The Federal Government has stated that the bulk of education budget was being spent on 10,500 professors in Nigeria’s public universities.
Honourable Chukwuemeka Nwajiuba, Minister of State for Education, in an interview with The PUNCH in Abuja, while lambasting the striking members of the Academic Staff Union Universities (ASUU) for refusing to call off their six-month strike, said the union should realise that no sector in the country was getting enough money.
Nwajiuba said the union’s penchant for strike was driving public school students abroad and to private universities. He said ASUU could not blame government for not running universities well, saying the institutions were run by the union members.
He said the bulk of the money that is being budgeted for education is paid to the 10,500 professors, out of the 71,000 lecturers in Nigeria.
“Actually, there have been a lot of people asking me as minister what I think is the real intention of ASUU. If you look at it critically, what ASUU is achieving by this (strike) is driving students to private universities and out of the country.
“There is nothing that is now an issue. Even if you say universities are not well run, it is ASUU members that run them. If you say there is no enough money given to education, there is no enough money given to anything in Nigeria.
“The bulk of the money that is in education is paid to these professors. There are 71,000 lecturers in Nigeria alone, with 10,500 of them as professors. There are some countries that don’t have up to 2000 (professors).”
“So, it is not enough to simply say we should bring more money; from where? The 2020 budget, underperformed as low as 62 per cent.

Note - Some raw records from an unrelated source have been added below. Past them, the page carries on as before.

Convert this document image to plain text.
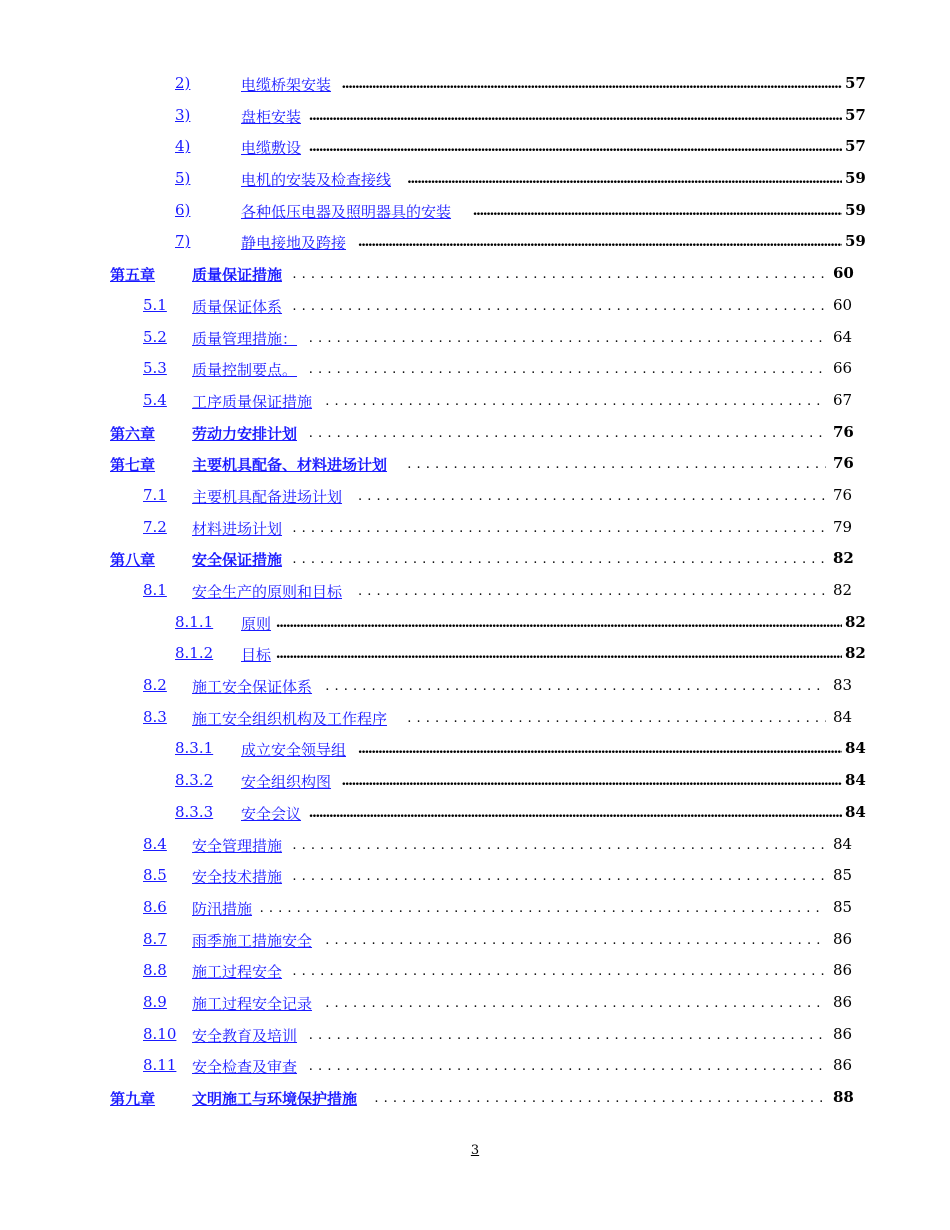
2)	电缆桥架安装 .....	57
3)	盘柜安装 .....	57
4)	电缆敷设 .....	57
5)	电机的安装及检查接线 .....	59
6)	各种低压电器及照明器具的安装 .....	59
7)	静电接地及跨接 .....	59
第五章 质量保证措施 . . .	60
5.1 质量保证体系 . . .	60
5.2 质量管理措施： . . .	64
5.3 质量控制要点。 . . .	66
5.4 工序质量保证措施 . . .	67
第六章 劳动力安排计划 . . .	76
第七章 主要机具配备、材料进场计划 . . .	76
7.1 主要机具配备进场计划 . . .	76
7.2 材料进场计划 . . .	79
第八章 安全保证措施 . . .	82
8.1 安全生产的原则和目标 . . .	82
8.1.1 原则 .....	82
8.1.2 目标 .....	82
8.2 施工安全保证体系 . . .	83
8.3 施工安全组织机构及工作程序 . . .	84
8.3.1 成立安全领导组 .....	84
8.3.2 安全组织构图 .....	84
8.3.3 安全会议 .....	84
8.4 安全管理措施 . . .	84
8.5 安全技术措施 . . .	85
8.6 防汛措施 . . .	85
8.7 雨季施工措施安全 . . .	86
8.8 施工过程安全 . . .	86
8.9 施工过程安全记录 . . .	86
8.10 安全教育及培训 . . .	86
8.11 安全检查及审查 . . .	86
第九章 文明施工与环境保护措施 . . .	88
3
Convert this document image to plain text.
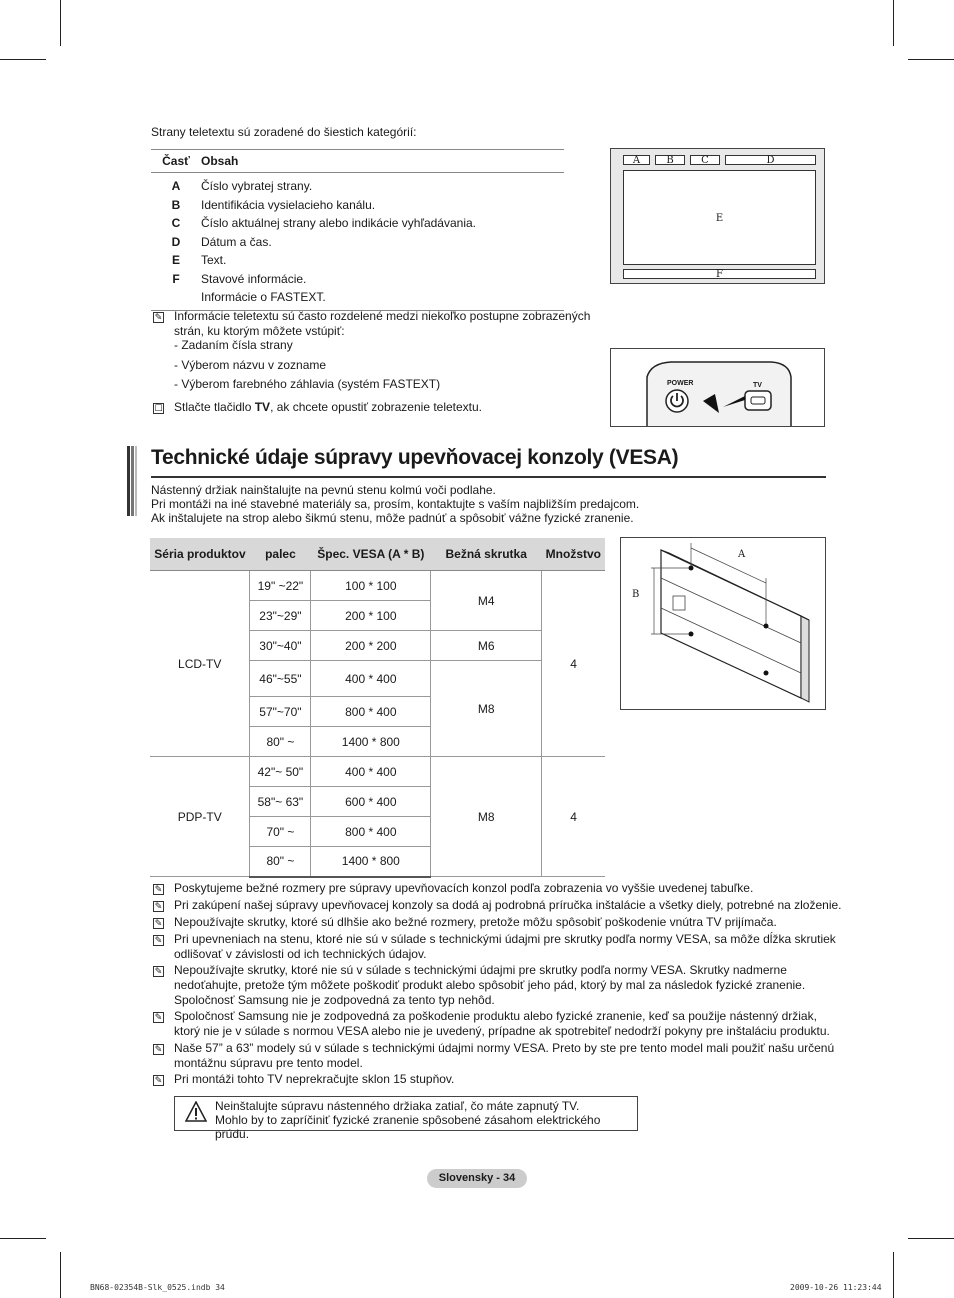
Strany teletextu sú zoradené do šiestich kategórií:
Časť	Obsah
A	Číslo vybratej strany.
B	Identifikácia vysielacieho kanálu.
C	Číslo aktuálnej strany alebo indikácie vyhľadávania.
D	Dátum a čas.
E	Text.
F	Stavové informácie.
	Informácie o FASTEXT.
A	B	C	D
E
F
✎ Informácie teletextu sú často rozdelené medzi niekoľko postupne zobrazených strán, ku ktorým môžete vstúpiť:
- Zadaním čísla strany
- Výberom názvu v zozname
- Výberom farebného záhlavia (systém FASTEXT)
☐ Stlačte tlačidlo TV, ak chcete opustiť zobrazenie teletextu.
POWER	TV
Technické údaje súpravy upevňovacej konzoly (VESA)
Nástenný držiak nainštalujte na pevnú stenu kolmú voči podlahe.
Pri montáži na iné stavebné materiály sa, prosím, kontaktujte s vaším najbližším predajcom.
Ak inštalujete na strop alebo šikmú stenu, môže padnúť a spôsobiť vážne fyzické zranenie.
Séria produktov	palec	Špec. VESA (A * B)	Bežná skrutka	Množstvo
LCD-TV	19" ~22"	100 * 100	M4	4
	23"~29"	200 * 100		
	30"~40"	200 * 200	M6	
	46"~55"	400 * 400	M8	
	57"~70"	800 * 400		
	80" ~	1400 * 800		
PDP-TV	42"~ 50"	400 * 400	M8	4
	58"~ 63"	600 * 400		
	70" ~	800 * 400		
	80" ~	1400 * 800		
A
B
✎ Poskytujeme bežné rozmery pre súpravy upevňovacích konzol podľa zobrazenia vo vyššie uvedenej tabuľke.
✎ Pri zakúpení našej súpravy upevňovacej konzoly sa dodá aj podrobná príručka inštalácie a všetky diely, potrebné na zloženie.
✎ Nepoužívajte skrutky, ktoré sú dlhšie ako bežné rozmery, pretože môžu spôsobiť poškodenie vnútra TV prijímača.
✎ Pri upevneniach na stenu, ktoré nie sú v súlade s technickými údajmi pre skrutky podľa normy VESA, sa môže dĺžka skrutiek
odlišovať v závislosti od ich technických údajov.
✎ Nepoužívajte skrutky, ktoré nie sú v súlade s technickými údajmi pre skrutky podľa normy VESA. Skrutky nadmerne
nedoťahujte, pretože tým môžete poškodiť produkt alebo spôsobiť jeho pád, ktorý by mal za následok fyzické zranenie.
Spoločnosť Samsung nie je zodpovedná za tento typ nehôd.
✎ Spoločnosť Samsung nie je zodpovedná za poškodenie produktu alebo fyzické zranenie, keď sa použije nástenný držiak,
ktorý nie je v súlade s normou VESA alebo nie je uvedený, prípadne ak spotrebiteľ nedodrží pokyny pre inštaláciu produktu.
✎ Naše 57” a 63” modely sú v súlade s technickými údajmi normy VESA. Preto by ste pre tento model mali použiť našu určenú
montážnu súpravu pre tento model.
✎ Pri montáži tohto TV neprekračujte sklon 15 stupňov.
Neinštalujte súpravu nástenného držiaka zatiaľ, čo máte zapnutý TV.
Mohlo by to zapríčiniť fyzické zranenie spôsobené zásahom elektrického prúdu.
Slovensky - 34
BN68-02354B-Slk_0525.indb 34	2009-10-26 11:23:44
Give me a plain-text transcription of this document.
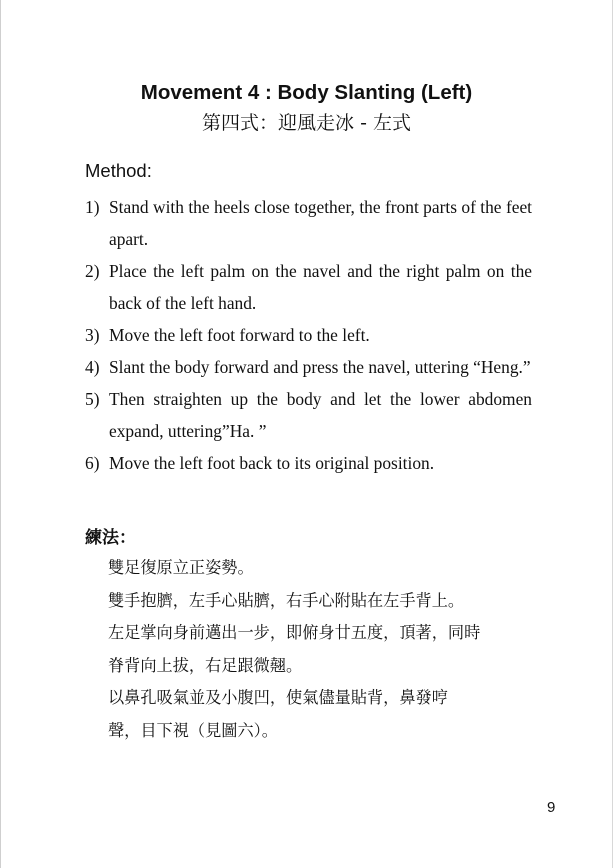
Movement 4 : Body Slanting (Left)
第四式：迎風走冰 - 左式
Method:
1) Stand with the heels close together, the front parts of the feet apart.
2) Place the left palm on the navel and the right palm on the back of the left hand.
3) Move the left foot forward to the left.
4) Slant the body forward and press the navel, uttering “Heng.”
5) Then straighten up the body and let the lower abdomen expand, uttering”Ha. ”
6) Move the left foot back to its original position.
練法：
雙足復原立正姿勢。
雙手抱臍，左手心貼臍，右手心附貼在左手背上。
左足掌向身前邁出一步，即俯身廿五度，頂著，同時
脊背向上拔，右足跟微翹。
以鼻孔吸氣並及小腹凹，使氣儘量貼背，鼻發哼
聲，目下視（見圖六）。
9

We didn’t even collect revenue, there were no companies functioning to pay taxes.”
ASUU members had on March 23 began an indefinite strike following disagreement with the Federal Government over non-implementation of 2009 agreements and opposition to the Integrated Payroll and Personnel Information System (IPPIS), which government insisted all workers must adopt.
Nwajiuba said ASUU should cooperate with government and other Nigerians to fix the economy.
He said Nigeria is not inventing anything. He added that everybody depended on revenue from 1.5 million barrels of crude oil produced by the country.
“Not that Nigeria is inventing anything. Everybody is waiting for these 1.5 million barrels of crude oil. They sell them and they become the source of revenue for everybody; the source of dollars and the source of buying new cars.
“A country like Saudi Arabia with less than 25 million people will sell 12 million barrels of oil. Nigeria will sell 10 per cent of that with three times the population. So, it’s a management issue. People should agree to cut their coat according to their cloth. What we are trying to do in the education sector is to manage it.
“I’m not saying things can’t be better, but all of us have to work towards improving that and the way to improve is not by being on strike for six months and chopping (sic) the rest of the money for other people.”
On Friday, the Federal Government directed all educational institutions to resume on Monday next week as the spread of COVID-19, which necessitated the shutting down of the schools had reduced.
But on Monday, Professor Biodun Ogunyemi, the President of ASUU, told The PUNCH that no member of the union would resume because they could not work on an empty stomach.
Ogunyemi in response to Nwajiuba wondered if government did not want lecturers to be paid.
“Is he saying that lecturers should not be paid. If he thinks education is expensive, he should try ignorance,” he asked.
“I don’t know what that means. You think because you are paying lecturers, that’s where your bulk of money is going. How much are they paying those in the CBN (Central Bank of Nigeria) and the NNPC (Nigerian National Petroleum Corporation)?
I don’t think it is something we should argue about.
“The truth is that everywhere you have seen innovation, invention and development, they invested in education and still investing in education. If any government official thinks that because they are investing in education, they should make life difficult for university lecturers, then they are preparing the ground for the collapse of the country.”
He stated, “You see what happened during the COVID-19 pandemic. We didn’t have molecular laboratories. We didn’t have facilities that could empower Nigerian scientists to make meaningful intervention.
“In some cases, we had to use the contributions of our members to start producing hand sanitisers. Some of our branches actually used their own resources to develop sanitisers and dispensers.
“I wouldn’t understand the context which he said they were paying lecturers too much, when Nigerian lectures are actually the least paid in the whole world.”
“All over the world, the in-thing now is knowledge economy. How do you achieve knowledge economy when you don’t make facilities available to empower those that are making sacrifices to ensure that Nigeria could be counted among the leading nations in the world.”
Ogunyemi berated the minister for condemning the union’s strike. He asked, “What of government’s penchant for not honouring agreements? These other places they are talking about, people will talk of Ghana and Benin Republic as abroad, are those places abroad? Members of the ruling class have made it impossible for us to achieve steady development in the education sector because they don’t have commitment.”